Hashing is a technique used to map data to a fixed-size array called a hash table or hash map. It is a process of converting an input (or key) into a numerical value called a hash code. The hash code is used as an index in the hash table to store or retrieve the corresponding value. Hashing allows for efficient insertion, deletion, and retrieval of data.

In Python, the built-in hash() function can be used to generate hash codes for various data types. However, for the purpose of this explanation, we will focus on implementing a basic hash function from scratch.

Here's an example of a simple hash function in Python:

def custom_hash(key, size):
    hash_code = 0
    for char in key:
        hash_code += ord(char)
    return hash_code % size

In this example, the custom_hash() function takes a key and the size of the hash table as parameters. It calculates the hash code by summing the ASCII values of the characters in the key and then taking the modulo of the size to ensure it fits within the hash table's range.

Now let's solve a problem using hashing. The problem we'll solve is "Two Sum".

Problem Statement: Given an array of integers nums and an integer target, return indices of the two numbers such that they add up to the target. You may assume that each input would have exactly one solution, and you may not use the same element twice.


nums = [2, 7, 11, 15]
target = 9


[0, 1]

Explanation: The numbers at indices 0 and 1 (2 and 7) add up to 9.

Solution: We can solve this problem efficiently using hashing. We'll iterate over the array and for each number, check if the complement (target - number) exists in our hash table. If it does, we've found the pair that adds up to the target. If not, we'll store the current number in the hash table for future lookups.

def two_sum(nums, target):
    hash_table = {}
    for i, num in enumerate(nums):
        complement = target - num
        if complement in hash_table:
            return [hash_table[complement], i]
        hash_table[num] = i
    return []

nums = [2, 7, 11, 15]
target = 9
print(two_sum(nums, target))  # Output: [0, 1]

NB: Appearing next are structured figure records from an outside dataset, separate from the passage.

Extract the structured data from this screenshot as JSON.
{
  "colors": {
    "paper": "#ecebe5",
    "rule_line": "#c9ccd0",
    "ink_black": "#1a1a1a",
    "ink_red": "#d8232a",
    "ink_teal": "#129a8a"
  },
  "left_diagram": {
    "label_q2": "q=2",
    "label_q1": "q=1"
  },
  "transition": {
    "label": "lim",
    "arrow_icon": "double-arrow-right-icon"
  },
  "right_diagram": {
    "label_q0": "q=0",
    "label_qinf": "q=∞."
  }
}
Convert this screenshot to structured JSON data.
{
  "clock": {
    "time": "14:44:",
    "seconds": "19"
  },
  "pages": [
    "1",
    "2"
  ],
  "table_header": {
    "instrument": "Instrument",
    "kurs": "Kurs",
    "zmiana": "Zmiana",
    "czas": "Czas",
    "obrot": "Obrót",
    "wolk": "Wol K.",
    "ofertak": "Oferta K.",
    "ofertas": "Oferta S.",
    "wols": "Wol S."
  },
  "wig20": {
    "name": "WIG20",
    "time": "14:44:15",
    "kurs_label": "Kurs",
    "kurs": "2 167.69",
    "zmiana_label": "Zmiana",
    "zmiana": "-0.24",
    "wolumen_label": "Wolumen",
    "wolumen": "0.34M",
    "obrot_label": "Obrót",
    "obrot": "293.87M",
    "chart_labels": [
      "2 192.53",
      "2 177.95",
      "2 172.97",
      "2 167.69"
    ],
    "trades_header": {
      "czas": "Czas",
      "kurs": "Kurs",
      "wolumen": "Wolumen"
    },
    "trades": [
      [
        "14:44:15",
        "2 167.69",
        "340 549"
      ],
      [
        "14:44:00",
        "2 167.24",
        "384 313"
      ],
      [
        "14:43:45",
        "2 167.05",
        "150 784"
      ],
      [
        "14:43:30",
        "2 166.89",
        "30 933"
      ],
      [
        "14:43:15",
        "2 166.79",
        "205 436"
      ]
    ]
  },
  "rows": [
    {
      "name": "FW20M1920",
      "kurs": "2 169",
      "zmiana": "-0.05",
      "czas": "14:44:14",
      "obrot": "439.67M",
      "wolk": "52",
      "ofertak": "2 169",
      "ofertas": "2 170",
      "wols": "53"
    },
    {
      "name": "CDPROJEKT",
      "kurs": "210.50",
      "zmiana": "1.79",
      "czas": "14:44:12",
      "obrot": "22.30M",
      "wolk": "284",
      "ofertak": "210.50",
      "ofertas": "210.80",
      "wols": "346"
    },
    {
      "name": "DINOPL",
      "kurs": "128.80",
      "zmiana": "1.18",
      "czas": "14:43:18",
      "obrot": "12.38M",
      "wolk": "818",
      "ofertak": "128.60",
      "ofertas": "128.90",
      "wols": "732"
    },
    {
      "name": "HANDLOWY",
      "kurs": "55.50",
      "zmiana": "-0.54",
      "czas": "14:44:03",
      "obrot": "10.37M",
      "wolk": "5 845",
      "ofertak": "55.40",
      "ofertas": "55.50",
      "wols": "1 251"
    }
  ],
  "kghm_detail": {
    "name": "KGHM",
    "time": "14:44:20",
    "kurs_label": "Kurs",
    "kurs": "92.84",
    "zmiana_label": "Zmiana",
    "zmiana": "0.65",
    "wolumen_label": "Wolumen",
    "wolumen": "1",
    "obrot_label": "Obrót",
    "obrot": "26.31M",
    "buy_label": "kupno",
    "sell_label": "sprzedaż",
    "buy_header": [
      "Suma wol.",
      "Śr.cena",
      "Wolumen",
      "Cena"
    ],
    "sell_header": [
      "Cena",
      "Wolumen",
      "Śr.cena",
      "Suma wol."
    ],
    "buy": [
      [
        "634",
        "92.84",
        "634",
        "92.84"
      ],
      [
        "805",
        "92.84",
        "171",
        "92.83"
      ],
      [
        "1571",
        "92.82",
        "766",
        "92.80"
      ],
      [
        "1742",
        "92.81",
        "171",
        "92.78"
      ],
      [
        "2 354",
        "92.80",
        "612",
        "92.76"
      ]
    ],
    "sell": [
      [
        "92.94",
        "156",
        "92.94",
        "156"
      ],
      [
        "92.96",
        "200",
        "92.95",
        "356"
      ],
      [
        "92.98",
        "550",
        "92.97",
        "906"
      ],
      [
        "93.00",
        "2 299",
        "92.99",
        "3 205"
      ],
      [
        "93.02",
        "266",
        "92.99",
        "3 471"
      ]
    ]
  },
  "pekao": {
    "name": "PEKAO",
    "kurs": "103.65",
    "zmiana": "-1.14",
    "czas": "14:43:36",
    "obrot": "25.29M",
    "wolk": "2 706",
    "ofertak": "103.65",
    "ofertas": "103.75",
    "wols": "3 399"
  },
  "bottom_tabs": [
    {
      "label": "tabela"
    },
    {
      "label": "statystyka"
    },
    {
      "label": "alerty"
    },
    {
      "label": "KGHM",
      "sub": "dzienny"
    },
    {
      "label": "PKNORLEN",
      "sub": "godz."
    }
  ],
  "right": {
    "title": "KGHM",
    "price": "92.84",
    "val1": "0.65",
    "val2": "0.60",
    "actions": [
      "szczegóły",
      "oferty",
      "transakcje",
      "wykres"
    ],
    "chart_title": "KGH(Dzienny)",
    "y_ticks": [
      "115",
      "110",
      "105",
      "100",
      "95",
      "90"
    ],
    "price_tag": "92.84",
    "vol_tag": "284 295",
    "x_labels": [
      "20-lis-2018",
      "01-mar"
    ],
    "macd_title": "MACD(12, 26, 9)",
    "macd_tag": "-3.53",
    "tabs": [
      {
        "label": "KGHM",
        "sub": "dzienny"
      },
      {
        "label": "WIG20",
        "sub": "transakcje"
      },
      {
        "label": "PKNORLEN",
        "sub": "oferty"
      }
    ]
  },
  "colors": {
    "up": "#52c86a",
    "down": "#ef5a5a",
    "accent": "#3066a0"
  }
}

In this solution, we initialize an empty hash_table to store the numbers and their indices as we iterate over the array. For each number, we calculate the complement and check if it exists in the hash table. If it does, we return the indices of the current number and its complement. Otherwise, we store the current number and its index in the hash table.

The time complexity of this solution is O(n) since we iterate over the array once. The space complexity is also O(n) since, in the worst case, we may need to store all the numbers in the hash table.